JAMBI – Insiden kontroversial terjadi di Markas Polda Jambi pada Jumat (12/9/2025) kemarin, ketika petugas kepolisian menghalangi wartawan untuk melakukan wawancara terkait reformasi kepolisian dengan anggota Komisi III DPR RI.
Kejadian ini menimbulkan kekhawatiran tentang transparansi dan kebebasan pers, terutama dalam membahas isu krusial seperti reformasi Polri yang sedang hangat diperbincangkan.
Pertemuan antara Komisi III DPR RI dan jajaran Polda Jambi digelar di Gedung Siginjai, Polda Jambi, sejak pagi hari.
Delegasi Komisi III, yang dipimpin Wakil Ketua Sari Yuliati, hadir untuk membahas berbagai agenda, termasuk reformasi internal kepolisian.
Anggota komisi yang terlibat meliputi Sudin, Pulung Agustanto, H Benny Utama, Rizki Faisal, Martin Daniel Tumbeleka, Lola Nelria Oktavia, Hinca IP Pandjaitan XIII, Rudianto Lallo, serta H Hasbiallah Ilyas.
Wartawan dari beberapa media, termasuk Kompas.com, Detik.com, dan Jambi TV, sudah berada di lokasi sejak pukul 10.00 WIB untuk meliput acara tersebut.
Mereka telah mempersiapkan pertanyaan mendalam seputar reformasi Polri, yang menjadi sorotan nasional belakangan ini. Awalnya, Bagian Humas Polda Jambi menjanjikan sesi doorstop interview pasca-pertemuan.
Namun, janji itu dibatalkan secara mendadak sekitar pukul 13.10 WIB, tanpa penjelasan yang memadai.
Kepala Bidang Humas Polda Jambi, Kombes Pol Mulia Prianto, serta anggota Bidhumas dan Provos Polda Jambi, diketahui terlibat dalam pengawasan acara. Saat anggota Komisi III mulai meninggalkan gedung sekitar pukul 16.00 WIB, para wartawan berupaya mendekati untuk mewawancarai mereka. Sayangnya, upaya itu langsung dihalangi.

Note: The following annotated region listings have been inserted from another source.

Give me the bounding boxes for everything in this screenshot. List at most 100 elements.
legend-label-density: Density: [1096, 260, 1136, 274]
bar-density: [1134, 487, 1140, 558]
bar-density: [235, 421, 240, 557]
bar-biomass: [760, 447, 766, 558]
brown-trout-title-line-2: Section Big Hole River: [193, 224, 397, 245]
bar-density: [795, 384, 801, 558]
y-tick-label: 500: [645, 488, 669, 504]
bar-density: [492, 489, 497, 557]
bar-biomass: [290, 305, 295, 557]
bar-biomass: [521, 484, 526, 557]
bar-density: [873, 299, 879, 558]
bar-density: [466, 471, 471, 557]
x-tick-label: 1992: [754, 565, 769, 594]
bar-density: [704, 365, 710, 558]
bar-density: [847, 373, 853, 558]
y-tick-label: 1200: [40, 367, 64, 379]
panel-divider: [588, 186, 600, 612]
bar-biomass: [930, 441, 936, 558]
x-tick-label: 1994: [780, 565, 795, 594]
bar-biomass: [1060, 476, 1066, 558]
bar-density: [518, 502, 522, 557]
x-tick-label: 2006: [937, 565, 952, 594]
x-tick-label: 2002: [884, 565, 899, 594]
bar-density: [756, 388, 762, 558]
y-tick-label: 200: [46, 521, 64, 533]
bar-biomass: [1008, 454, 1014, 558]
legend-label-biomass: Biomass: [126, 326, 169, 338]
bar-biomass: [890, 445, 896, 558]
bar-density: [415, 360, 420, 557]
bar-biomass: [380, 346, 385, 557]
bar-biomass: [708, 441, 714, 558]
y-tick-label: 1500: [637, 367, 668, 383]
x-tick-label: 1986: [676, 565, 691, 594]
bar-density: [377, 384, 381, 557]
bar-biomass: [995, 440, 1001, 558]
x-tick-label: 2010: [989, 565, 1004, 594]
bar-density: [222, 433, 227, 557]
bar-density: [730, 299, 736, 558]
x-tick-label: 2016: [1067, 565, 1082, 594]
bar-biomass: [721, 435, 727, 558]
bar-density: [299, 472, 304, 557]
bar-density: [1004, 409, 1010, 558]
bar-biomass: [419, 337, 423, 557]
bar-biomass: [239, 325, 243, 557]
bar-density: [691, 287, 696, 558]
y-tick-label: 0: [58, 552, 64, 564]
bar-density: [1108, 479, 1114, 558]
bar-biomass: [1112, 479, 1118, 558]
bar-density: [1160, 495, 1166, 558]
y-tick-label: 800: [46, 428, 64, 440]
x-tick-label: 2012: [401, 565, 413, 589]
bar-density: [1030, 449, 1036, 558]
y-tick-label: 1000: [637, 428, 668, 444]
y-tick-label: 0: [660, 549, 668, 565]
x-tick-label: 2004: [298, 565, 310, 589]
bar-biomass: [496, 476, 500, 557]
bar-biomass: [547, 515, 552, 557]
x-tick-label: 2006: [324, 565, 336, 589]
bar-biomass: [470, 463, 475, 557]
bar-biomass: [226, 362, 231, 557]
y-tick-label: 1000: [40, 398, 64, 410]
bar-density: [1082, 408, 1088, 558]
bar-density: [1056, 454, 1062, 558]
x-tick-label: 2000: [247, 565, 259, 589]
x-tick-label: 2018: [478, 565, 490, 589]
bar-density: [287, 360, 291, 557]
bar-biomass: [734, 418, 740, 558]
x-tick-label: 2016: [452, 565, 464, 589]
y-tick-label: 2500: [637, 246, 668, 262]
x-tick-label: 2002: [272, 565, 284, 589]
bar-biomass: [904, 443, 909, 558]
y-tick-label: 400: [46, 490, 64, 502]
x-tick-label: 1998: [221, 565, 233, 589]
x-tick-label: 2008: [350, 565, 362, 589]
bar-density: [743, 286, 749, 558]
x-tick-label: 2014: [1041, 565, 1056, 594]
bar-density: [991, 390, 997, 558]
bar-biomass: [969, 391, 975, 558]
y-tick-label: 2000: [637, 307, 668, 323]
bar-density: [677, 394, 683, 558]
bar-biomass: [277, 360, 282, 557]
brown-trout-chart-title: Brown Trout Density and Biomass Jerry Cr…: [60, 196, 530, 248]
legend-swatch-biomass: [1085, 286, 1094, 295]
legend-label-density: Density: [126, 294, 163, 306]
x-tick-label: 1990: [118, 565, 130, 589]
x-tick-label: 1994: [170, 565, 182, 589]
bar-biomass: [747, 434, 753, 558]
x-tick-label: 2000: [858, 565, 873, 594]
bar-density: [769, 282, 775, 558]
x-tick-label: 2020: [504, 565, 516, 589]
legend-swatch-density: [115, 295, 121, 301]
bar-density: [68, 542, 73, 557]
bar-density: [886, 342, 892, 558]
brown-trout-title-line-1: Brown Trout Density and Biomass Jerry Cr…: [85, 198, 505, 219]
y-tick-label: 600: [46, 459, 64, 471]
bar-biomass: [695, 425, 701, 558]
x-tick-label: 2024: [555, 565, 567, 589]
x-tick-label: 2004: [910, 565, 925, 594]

Petugas Polda mendorong dan memblokir akses wartawan, bahkan memaksa mereka mundur dari area keluar utama.
Kapolda Jambi, Irjen Pol Krisno H Siregar, yang turut hadir dalam pertemuan, hanya tersenyum tanpa memberikan tanggapan saat didekati.
Ia dan rombongan menggunakan pintu samping serta belakang untuk menghindari interaksi dengan pers. Akibatnya, tidak ada wawancara yang berhasil dilakukan, meskipun wartawan telah menunggu selama enam jam penuh.
Paurpenum Bidhumas Polda Jambi, Ipda Maulana, menjelaskan alasan pembatasan tersebut dengan menyatakan, “Nanti ada dari humas rilisnya.” Pernyataan ini menunjukkan bahwa Polda lebih memilih mengandalkan rilis resmi daripada interaksi langsung.
Salah seorang wartawan pun menyampaikan keberatan, “Beda, Bang, kita kan ada persiapkan pertanyaan wawancara, bukan ikut berita humas saja.”
Insiden ini menyoroti tantangan dalam peliputan isu reformasi Polri, yang mencakup upaya peningkatan profesionalisme, akuntabilitas, dan penanganan kasus-kasus sensitif di tingkat daerah.
Reformasi kepolisian sendiri telah menjadi agenda prioritas Komisi III DPR RI sejak beberapa tahun terakhir, dengan fokus pada pemberantasan korupsi internal dan peningkatan hak asasi manusia.
Kejadian di Polda Jambi ini berpotensi memicu diskusi lebih luas tentang etika peliputan dan hak akses media di institusi pemerintahan.
Hingga kini, belum ada pernyataan resmi lanjutan dari Polda Jambi atau Komisi III DPR RI terkait insiden tersebut.
Para wartawan yang terlibat berharap kejadian serupa tidak terulang, demi menjaga prinsip transparansi dalam proses reformasi Polri.
Masyarakat Jambi dan nasional pun patut mengawasi perkembangan ini, mengingat reformasi kepolisian berdampak langsung pada penegakan hukum sehari-hari.